Another time, again because of my oversized suitcase, a thuggish looking huge English bloke asked if he could help me. I dare not say no because he looked SO huge AND thuggish! I was terrified he might steal my suitcase, again full of blacan, rempah and ikan bilis!! (silly cow). He carried that tartan case up the stairs from Seven Sisters Tube station, crossed the road and deposited it right at the front door of my flat at Page Green Terrace. I thanked him profusely, he just nodded his head and smiled and walked home - perhaps to his wife and kids, perhaps to a lonely room. I felt like such a fool - an ingrate - because I harboured such suspicious thoughts of him and his motive. I knew I felt that way because he was not well-dressed, he looked working class and I behaved like a typical snobbish prat. I still feel horrible even as I am writing this. But to that Joe Blogg, I apologise most deeply and I have learned my lesson not to judge a book by its cover (something Malaysians do a lot of).
Another occasion: the doorbell of my flat at Maida Vale rang. I opened the door to this tiny looking English man, a pensioner, and he smiled sweetly and said "I think this is yours and I know you would miss it a lot" as he handed me my monthly season pass for the London Underground. It was just the first week of that month and replacing it would make a big hole in this poor student's pocket. I felt like giving him a big hug, but we Malays don't do hugs do we? We don't even shake hands with members of the opposite sex !!! But that's another story. I asked him to come in for a cup of tea. In England a cup of tea can do wonders, from easing your thirst to helping you through a grievous patch in your life. But he nicely declined because he had to take the Tube to Hammersmith which is south of the river (Thames) and I was to the north - and besides, it was getting to rush hour. It's like the distance from Setiawangsa to Puchong, or maybe even more. When I meet my Maker, I would ask if I could meet this lovely old man and share a pot of tea with him.

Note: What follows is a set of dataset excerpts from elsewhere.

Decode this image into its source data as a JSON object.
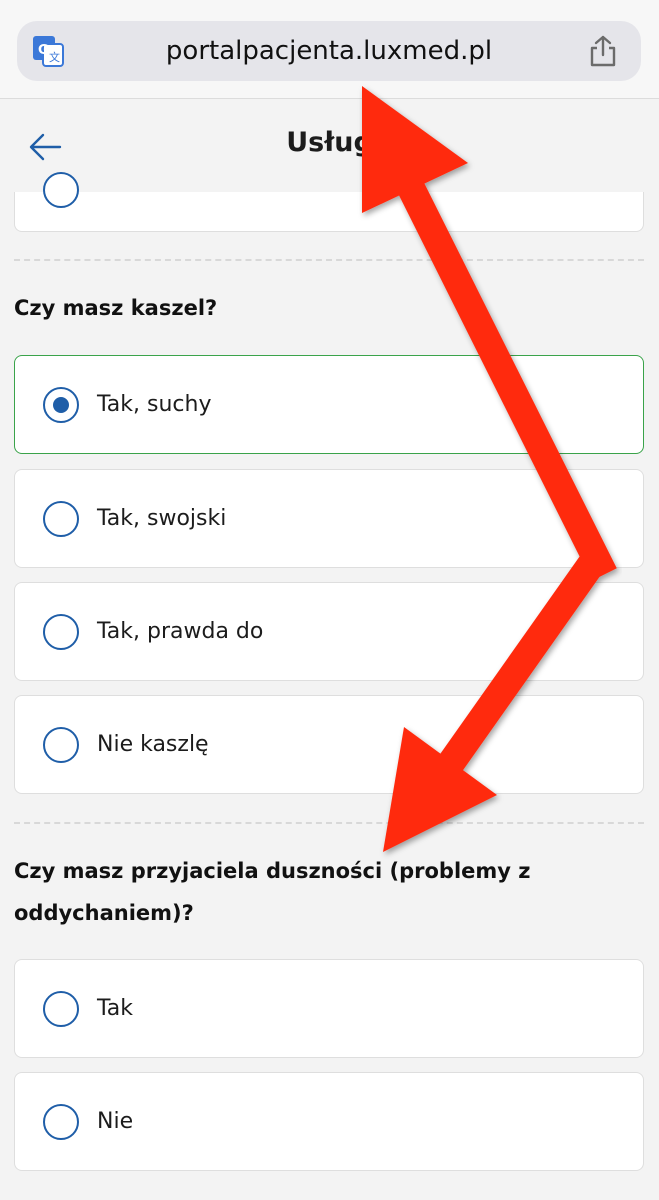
{
  "browser": {
    "url": "portalpacjenta.luxmed.pl",
    "translate_icon": "translate-icon",
    "share_icon": "share-icon"
  },
  "header": {
    "back_icon": "arrow-left-icon",
    "title": "Usług"
  },
  "questions": [
    {
      "text": "Czy masz kaszel?",
      "options": [
        {
          "label": "Tak, suchy",
          "selected": true
        },
        {
          "label": "Tak, swojski",
          "selected": false
        },
        {
          "label": "Tak, prawda do",
          "selected": false
        },
        {
          "label": "Nie kaszlę",
          "selected": false
        }
      ]
    },
    {
      "text": "Czy masz przyjaciela duszności (problemy z oddychaniem)?",
      "options": [
        {
          "label": "Tak",
          "selected": false
        },
        {
          "label": "Nie",
          "selected": false
        }
      ]
    }
  ],
  "annotation": {
    "type": "red-arrows",
    "color": "#ff2a0f"
  },
  "colors": {
    "accent": "#1f5ea8",
    "selected_border": "#3aa34a",
    "arrow": "#ff2a0f"
  }
}
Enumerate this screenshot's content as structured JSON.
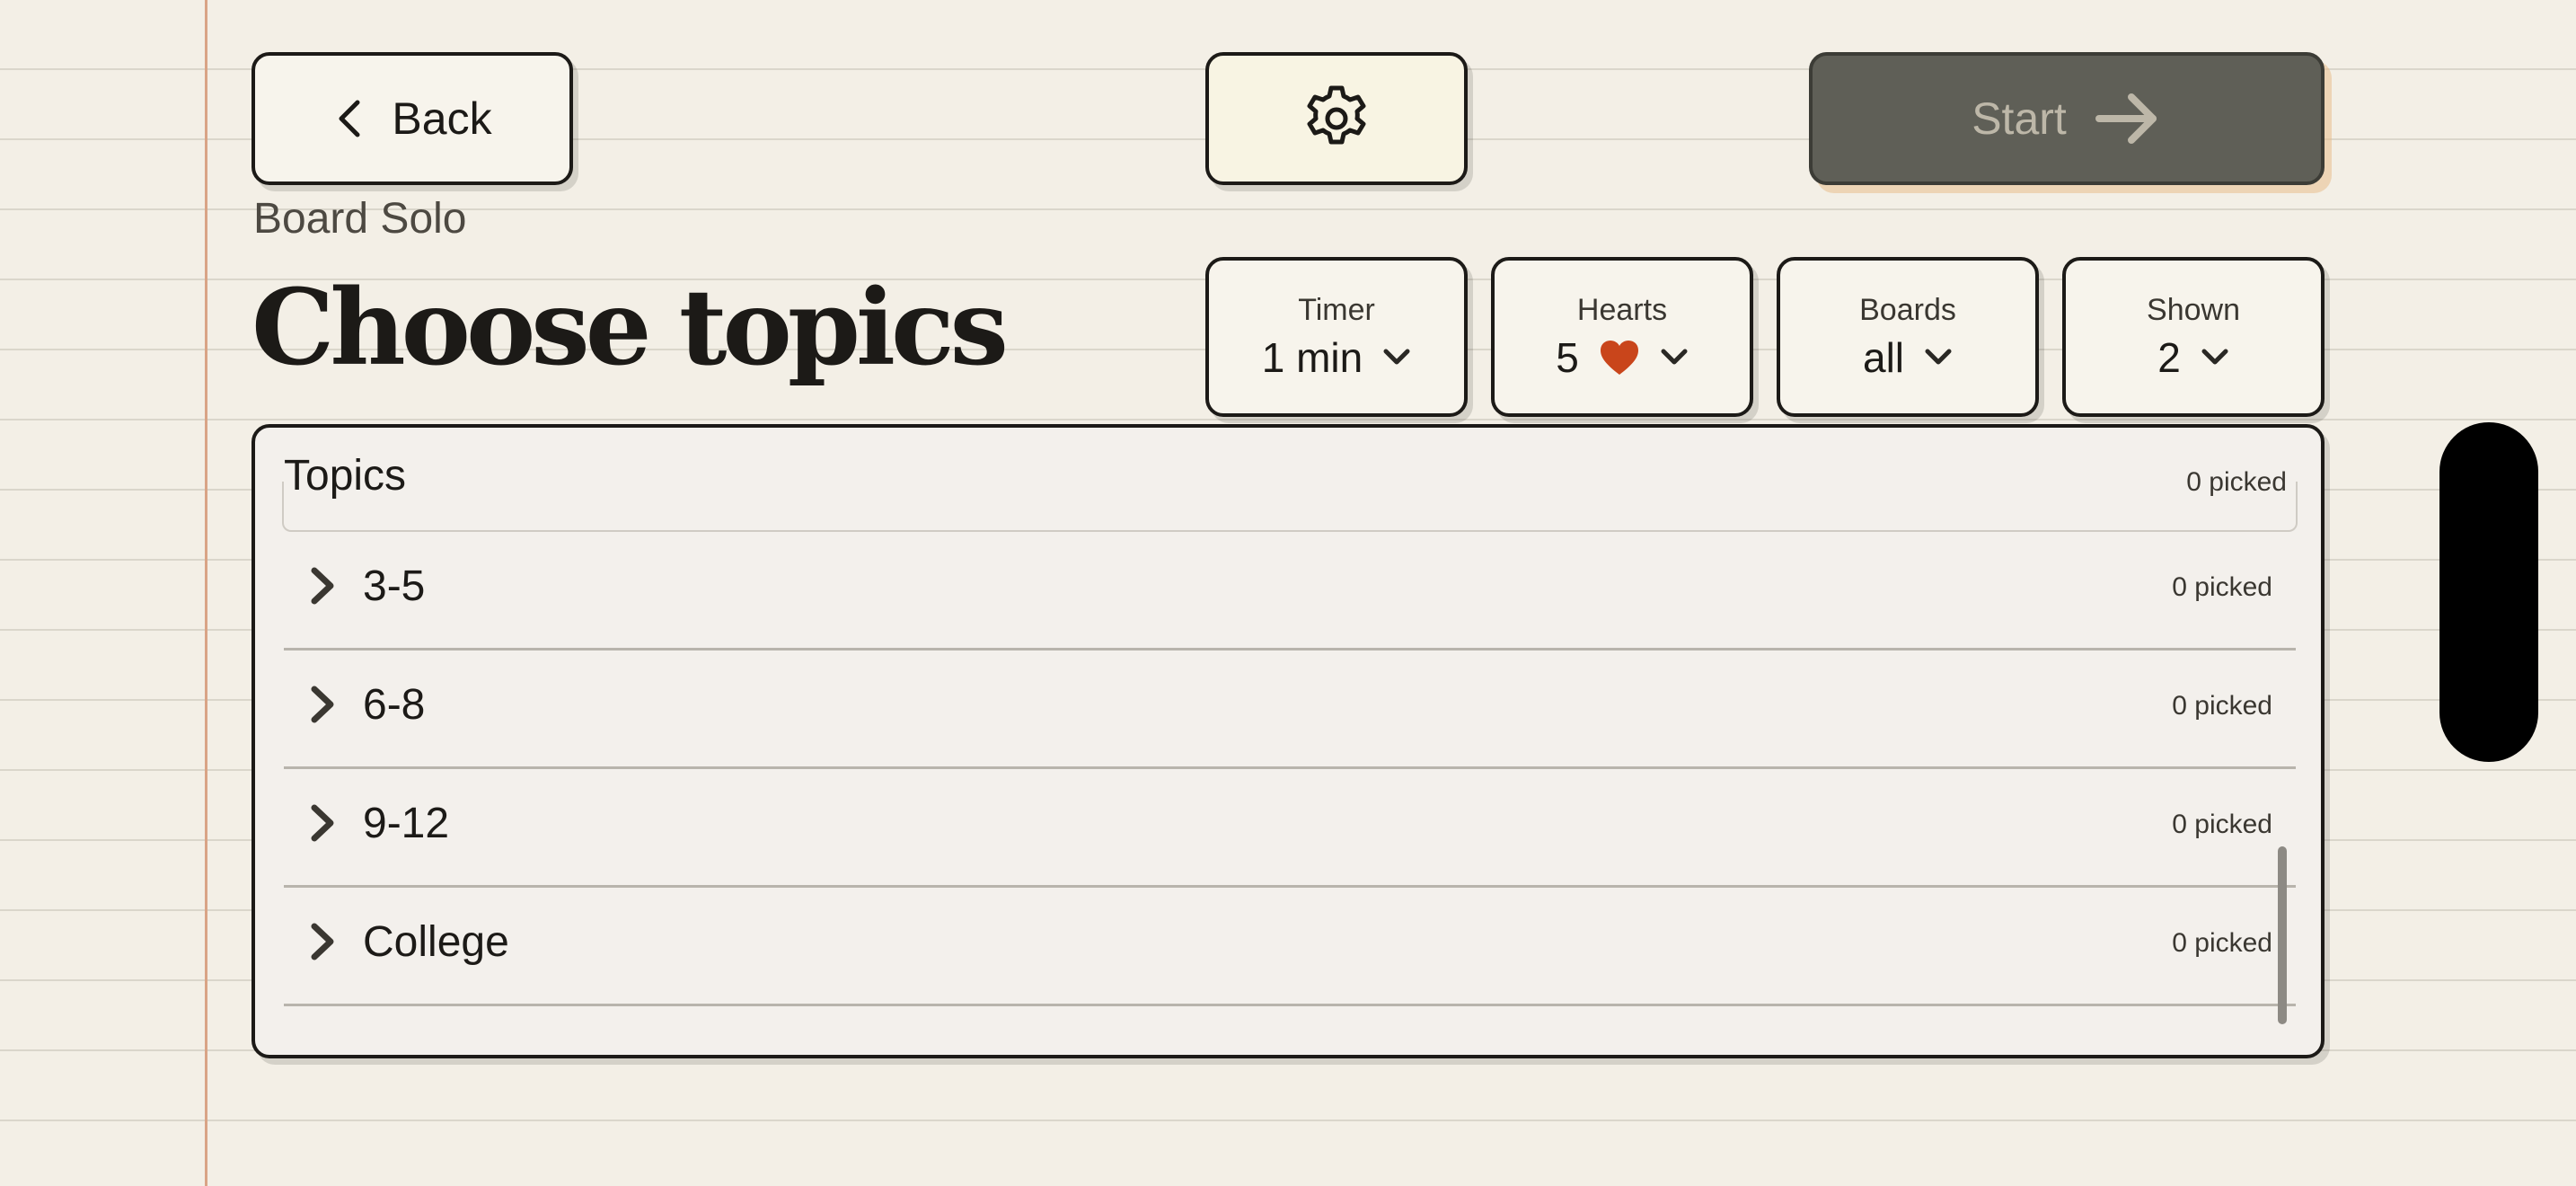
{
  "header": {
    "back_label": "Back",
    "start_label": "Start",
    "mode": "Board Solo",
    "title": "Choose topics"
  },
  "pickers": [
    {
      "label": "Timer",
      "value": "1 min"
    },
    {
      "label": "Hearts",
      "value": "5"
    },
    {
      "label": "Boards",
      "value": "all"
    },
    {
      "label": "Shown",
      "value": "2"
    }
  ],
  "panel": {
    "title": "Topics",
    "count": "0 picked",
    "rows": [
      {
        "label": "3-5",
        "count": "0 picked"
      },
      {
        "label": "6-8",
        "count": "0 picked"
      },
      {
        "label": "9-12",
        "count": "0 picked"
      },
      {
        "label": "College",
        "count": "0 picked"
      }
    ]
  },
  "icons": {
    "back": "chevron-left-icon",
    "settings": "gear-icon",
    "start": "arrow-right-icon",
    "dropdown": "chevron-down-icon",
    "hearts": "heart-icon",
    "expand": "chevron-right-icon"
  },
  "colors": {
    "heart": "#c9451b",
    "start_button": "#5f5f57",
    "page_background": "#f3efe6",
    "margin_line": "#d9a486"
  }
}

Why do I reminisce like this? In all the times I have been on visits home to Malaysia and Singapore, I observed how the Malays have become more religious, from their attire to the endless ceramahs on radio, TV, Masjids and Universities. The Malays are always going on about 'berbudi bahasa'. And yet Malay men AND 'hijab-ed' women as well, both young and old have left me ( a warga mas) standing with my bags on the LRT while they remained seated, sometimes pretending to sleep. They have cut the queue and pushed in front of me at cashier's counters without blinking an eyelid, they have knocked into me without saying a word of apology and they sullenly take our food orders without any 'thank you' even though we show our appreciation by thanking them! Islam Hadhari?
They first have to remember to be Malays - polite Malays like their grandfathers (grandmothers) and great-grandfathers (great-grandmothers) who were untainted by the desire to be Orang Putih celop or Arab-celup.
Thank you Peggy, for reminding me about good manners, and practising good manners. When it's time for you to go, may your journey be peaceful and know that all your beloved pet dogs who have gone before will be waiting for you. Take care, pet.